Public outrage over toxic capsules overlooks a far more critical issue: severe bioequivalence discrepancies between domestic generics and imported original drugs. Many domestic tablets fail to disintegrate or dissolve adequately in the digestive tract, passing through the body without releasing active ingredients. This widespread ineffective absorption is the primary cause of poor domestic drug quality. Ironically, consumers continue to demand lower drug prices without recognizing the inevitable trade‑off with quality. Domestic drug prices themselves are reasonably low; inflated medical expenditure stems primarily from China’s hospital financing model reliant on pharmaceutical sales, not excessive pricing by drug manufacturers.

The Chinese government is fully aware of these systemic issues, and the ongoing generic drug quality consistency evaluation initiative represents a long‑overdue regulatory correction. Nevertheless, implementation progress has been slow and constrained by economic realities. Local pharmaceutical factories are major tax contributors and large employers across regions. Mass shutdowns of unqualified manufacturers would trigger mass unemployment and social unrest, creating strong local resistance to strict reform. Industry insiders summarize the dilemma with a pointed metaphor: authorities tolerate public complaints over substandard medicine to prevent far more destabilizing social unrest from mass layoffs.

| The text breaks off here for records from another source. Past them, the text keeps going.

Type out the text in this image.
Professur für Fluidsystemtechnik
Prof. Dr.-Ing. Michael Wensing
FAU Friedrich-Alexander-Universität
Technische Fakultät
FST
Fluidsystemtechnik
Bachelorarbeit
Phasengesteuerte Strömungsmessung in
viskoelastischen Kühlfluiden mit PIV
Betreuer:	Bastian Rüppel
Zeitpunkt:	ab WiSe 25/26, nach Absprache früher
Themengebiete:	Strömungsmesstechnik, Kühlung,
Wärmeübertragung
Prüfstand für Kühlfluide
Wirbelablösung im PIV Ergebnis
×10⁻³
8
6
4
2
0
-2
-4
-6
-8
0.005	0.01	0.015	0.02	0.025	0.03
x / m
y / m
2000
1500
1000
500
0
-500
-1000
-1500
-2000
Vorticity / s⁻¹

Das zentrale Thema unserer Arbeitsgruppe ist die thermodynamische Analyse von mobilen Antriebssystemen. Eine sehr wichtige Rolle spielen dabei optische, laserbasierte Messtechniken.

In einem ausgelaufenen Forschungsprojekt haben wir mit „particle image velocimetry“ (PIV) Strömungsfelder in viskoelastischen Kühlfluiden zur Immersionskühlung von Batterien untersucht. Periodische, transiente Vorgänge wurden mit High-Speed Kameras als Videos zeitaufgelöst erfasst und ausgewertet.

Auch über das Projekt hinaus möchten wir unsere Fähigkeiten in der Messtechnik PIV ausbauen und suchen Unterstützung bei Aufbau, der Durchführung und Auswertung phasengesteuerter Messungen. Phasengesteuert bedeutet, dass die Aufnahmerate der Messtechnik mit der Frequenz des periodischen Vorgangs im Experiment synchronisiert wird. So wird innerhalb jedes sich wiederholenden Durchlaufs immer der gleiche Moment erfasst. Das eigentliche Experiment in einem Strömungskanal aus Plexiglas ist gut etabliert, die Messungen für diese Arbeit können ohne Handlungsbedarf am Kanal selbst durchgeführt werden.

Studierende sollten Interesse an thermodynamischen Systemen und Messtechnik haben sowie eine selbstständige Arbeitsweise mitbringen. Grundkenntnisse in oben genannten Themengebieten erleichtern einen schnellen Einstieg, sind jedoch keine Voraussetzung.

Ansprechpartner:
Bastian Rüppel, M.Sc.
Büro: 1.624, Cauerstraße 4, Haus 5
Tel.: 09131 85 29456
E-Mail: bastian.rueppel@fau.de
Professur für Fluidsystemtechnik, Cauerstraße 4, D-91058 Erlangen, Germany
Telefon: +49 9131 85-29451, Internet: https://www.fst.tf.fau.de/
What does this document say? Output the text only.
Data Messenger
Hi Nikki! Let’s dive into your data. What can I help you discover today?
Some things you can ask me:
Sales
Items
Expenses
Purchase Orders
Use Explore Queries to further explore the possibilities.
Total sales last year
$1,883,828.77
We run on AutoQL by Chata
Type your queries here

Ultimately, the crisis reflects poorly coordinated relationships between the government, domestic enterprises and consumers. Taiwan faced identical challenges in the early 1980s, but resolute regulatory leadership slashed local pharmaceutical manufacturers from 550 to 163 within years, drastically raising generic drug quality through strict consolidation and higher standards.

Reform is undoubtedly far more complex in mainland China, with deeper institutional and regional barriers to change. Even so, medicines are irreplaceable public goods critical to national health and fiscal stability, with enormous future market potential. As a vital strategic industry, pharmaceuticals could serve as a pilot for in‑depth industrial reform, setting a benchmark for other sectors. For now, all that remains is to wait and see.